Page MenuHomePhabricator

Update query for finding categories on Commons with Wikidata links but no Wikidata Infobox
Closed, ResolvedPublic

Description

Until 10 September, Pi bot was happily running this query on toolforge to find cases of categories on Commons that are connected to Wikidata, but don't yet use Wikidata Infobox:

SELECT DISTINCT pp.pp_value, p1.page_title, tl.tl_namespace, tl.tl_title
 FROM categorylinks AS c1
 JOIN page AS p1 ON c1.cl_from=p1.page_id AND p1.page_namespace=14 AND p1.page_is_redirect=0
 JOIN page_props AS pp ON pp.pp_page = p1.page_id AND pp.pp_propname = 'wikibase_item'
 LEFT JOIN templatelinks AS tl ON tl.tl_from = p1.page_id AND tl.tl_from_namespace = 14 AND tl.tl_namespace = 10 AND tl.tl_title = 'Wikidata_Infobox' 
 WHERE tl.tl_title IS NULL

However, this no longer works due to the database changes with 1.39 that removed several columns from the database. Can someone suggest a replacement please?

Event Timeline

This should be equivalent, I think:

SELECT DISTINCT pp.pp_value, p1.page_title
 FROM categorylinks AS c1
 JOIN page AS p1 ON c1.cl_from=p1.page_id AND p1.page_namespace=14 AND p1.page_is_redirect=0
 JOIN page_props AS pp ON pp.pp_page = p1.page_id AND pp.pp_propname = 'wikibase_item'
 LEFT JOIN templatelinks AS tl ON tl.tl_from = p1.page_id AND tl.tl_from_namespace = 14 AND tl_target_id = (SELECT lt_id FROM linktarget WHERE lt_namespace = 10 AND lt_title = 'Wikidata_Infobox')
 WHERE tl.tl_target_id IS NULL

(I removed the templatelinks columns from the SELECT, because they would’ve been NULL anyways, right?)

taavi claimed this task.
taavi subscribed.

The change is explained in this thread: https://lists.wikimedia.org/hyperkitty/list/cloud@lists.wikimedia.org/thread/U2U6TXIBABU3KDCVUOITIGI5OJ4COBSW/. tl;dr is that tl_title and tl_namespace no longer exist, instead there's a tl_target_id field which can be used to join on the linktarget table for the same data.

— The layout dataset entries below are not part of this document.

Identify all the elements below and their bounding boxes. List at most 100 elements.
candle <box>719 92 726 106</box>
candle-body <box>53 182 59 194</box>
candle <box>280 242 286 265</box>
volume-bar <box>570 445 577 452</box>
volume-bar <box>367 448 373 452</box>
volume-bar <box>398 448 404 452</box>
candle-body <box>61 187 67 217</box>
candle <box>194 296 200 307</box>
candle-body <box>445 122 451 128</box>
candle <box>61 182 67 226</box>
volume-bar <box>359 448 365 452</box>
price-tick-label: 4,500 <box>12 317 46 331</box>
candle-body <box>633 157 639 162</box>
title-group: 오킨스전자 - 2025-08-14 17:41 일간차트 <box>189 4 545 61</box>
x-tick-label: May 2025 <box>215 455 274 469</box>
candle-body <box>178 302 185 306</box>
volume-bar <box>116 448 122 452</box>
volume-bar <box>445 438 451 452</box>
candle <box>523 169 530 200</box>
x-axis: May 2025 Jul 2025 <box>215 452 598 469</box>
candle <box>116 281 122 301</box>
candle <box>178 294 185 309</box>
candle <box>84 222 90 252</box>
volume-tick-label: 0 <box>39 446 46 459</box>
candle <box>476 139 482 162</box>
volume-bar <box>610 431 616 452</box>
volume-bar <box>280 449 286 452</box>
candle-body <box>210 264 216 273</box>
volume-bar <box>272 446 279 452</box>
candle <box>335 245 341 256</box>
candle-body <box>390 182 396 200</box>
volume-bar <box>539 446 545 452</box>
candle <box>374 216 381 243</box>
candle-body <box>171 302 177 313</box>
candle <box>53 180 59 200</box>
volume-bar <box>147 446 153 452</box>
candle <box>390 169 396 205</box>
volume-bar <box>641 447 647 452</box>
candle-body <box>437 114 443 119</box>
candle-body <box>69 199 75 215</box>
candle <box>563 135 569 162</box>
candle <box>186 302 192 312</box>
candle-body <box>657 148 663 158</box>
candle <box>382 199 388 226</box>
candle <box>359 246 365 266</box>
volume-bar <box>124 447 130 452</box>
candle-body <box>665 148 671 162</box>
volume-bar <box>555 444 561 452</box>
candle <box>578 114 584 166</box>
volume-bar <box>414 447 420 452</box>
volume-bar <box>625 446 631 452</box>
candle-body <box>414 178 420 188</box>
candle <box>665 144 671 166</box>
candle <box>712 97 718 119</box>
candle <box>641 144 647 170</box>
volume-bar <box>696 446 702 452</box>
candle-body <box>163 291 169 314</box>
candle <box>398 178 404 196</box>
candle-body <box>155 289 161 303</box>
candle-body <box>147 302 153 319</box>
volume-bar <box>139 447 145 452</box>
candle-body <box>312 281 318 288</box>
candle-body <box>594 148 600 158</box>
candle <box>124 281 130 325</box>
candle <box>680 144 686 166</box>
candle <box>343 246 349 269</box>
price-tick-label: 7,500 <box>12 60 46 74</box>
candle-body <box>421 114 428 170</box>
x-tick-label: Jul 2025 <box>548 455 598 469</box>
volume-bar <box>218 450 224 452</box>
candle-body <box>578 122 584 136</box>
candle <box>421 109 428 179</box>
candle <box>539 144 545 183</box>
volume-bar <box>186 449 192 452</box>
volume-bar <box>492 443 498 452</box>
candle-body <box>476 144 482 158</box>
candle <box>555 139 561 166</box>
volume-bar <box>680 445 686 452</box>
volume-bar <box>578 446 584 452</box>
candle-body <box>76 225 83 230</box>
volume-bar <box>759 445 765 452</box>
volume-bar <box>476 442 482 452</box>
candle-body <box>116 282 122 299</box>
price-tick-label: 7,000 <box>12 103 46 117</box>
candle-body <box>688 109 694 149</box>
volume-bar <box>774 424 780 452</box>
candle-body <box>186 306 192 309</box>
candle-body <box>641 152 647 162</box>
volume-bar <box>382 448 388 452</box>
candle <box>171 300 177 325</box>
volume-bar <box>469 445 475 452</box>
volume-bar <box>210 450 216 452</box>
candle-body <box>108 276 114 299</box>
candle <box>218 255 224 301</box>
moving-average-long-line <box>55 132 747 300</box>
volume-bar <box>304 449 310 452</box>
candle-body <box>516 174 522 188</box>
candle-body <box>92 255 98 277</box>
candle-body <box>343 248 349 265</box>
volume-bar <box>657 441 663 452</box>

In the future, please use the mailing lists or IRC channels for these kinds of questions, as Phabricator is a task tracker and not a general support forum - thanks!

Or if you don't want to use templatelinks, you can also switch to categorylinks:

SELECT DISTINCT pp.pp_value, p1.page_title
FROM categorylinks AS c1
JOIN page AS p1 ON c1.cl_from=p1.page_id AND p1.page_namespace=14 AND p1.page_is_redirect=0
JOIN page_props AS pp ON pp.pp_page = p1.page_id AND pp.pp_propname = 'wikibase_item'
LEFT JOIN categorylinks AS cl ON cl.cl_from = p1.page_id AND cl.cl_type='subcat' 
AND (cl.cl_to='Uses_of_Wikidata_Infobox' or cl.cl_to='Uses_of_Wikidata_Infobox_with_no_item' or cl.cl_to='Category_redirects' or cl.cl_to='Disambiguation_categories')
WHERE cl.cl_to IS NULL
LIMIT 10;

This also gives you the option to already filter out types of categories you don't want to work on anyway.

I don't agree with Taavi. Mike's tool broke, so he filed a task in Phabricator to track that and get it fixed. His is tool is still broken so setting the task to resolved is a bit strange.

Thanks for the replies! I've gone with Lucas's solution, since that's probably more stable than the categories, but that's also an interesting approach to take! The query ran successfully, and Pi bot's adding infoboxes again now.

I don't agree with Taavi. Mike's tool broke, so he filed a task in Phabricator to track that and get it fixed. His is tool is still broken so setting the task to resolved is a bit strange.

As far as I can tell, Pi bot issues are not tracked in Phabricator in general, or at least I didn't find a relevant project for it. I closed it because I don't want a lingering open task on the infrastructure project that is not actually a problem with the infrastructure.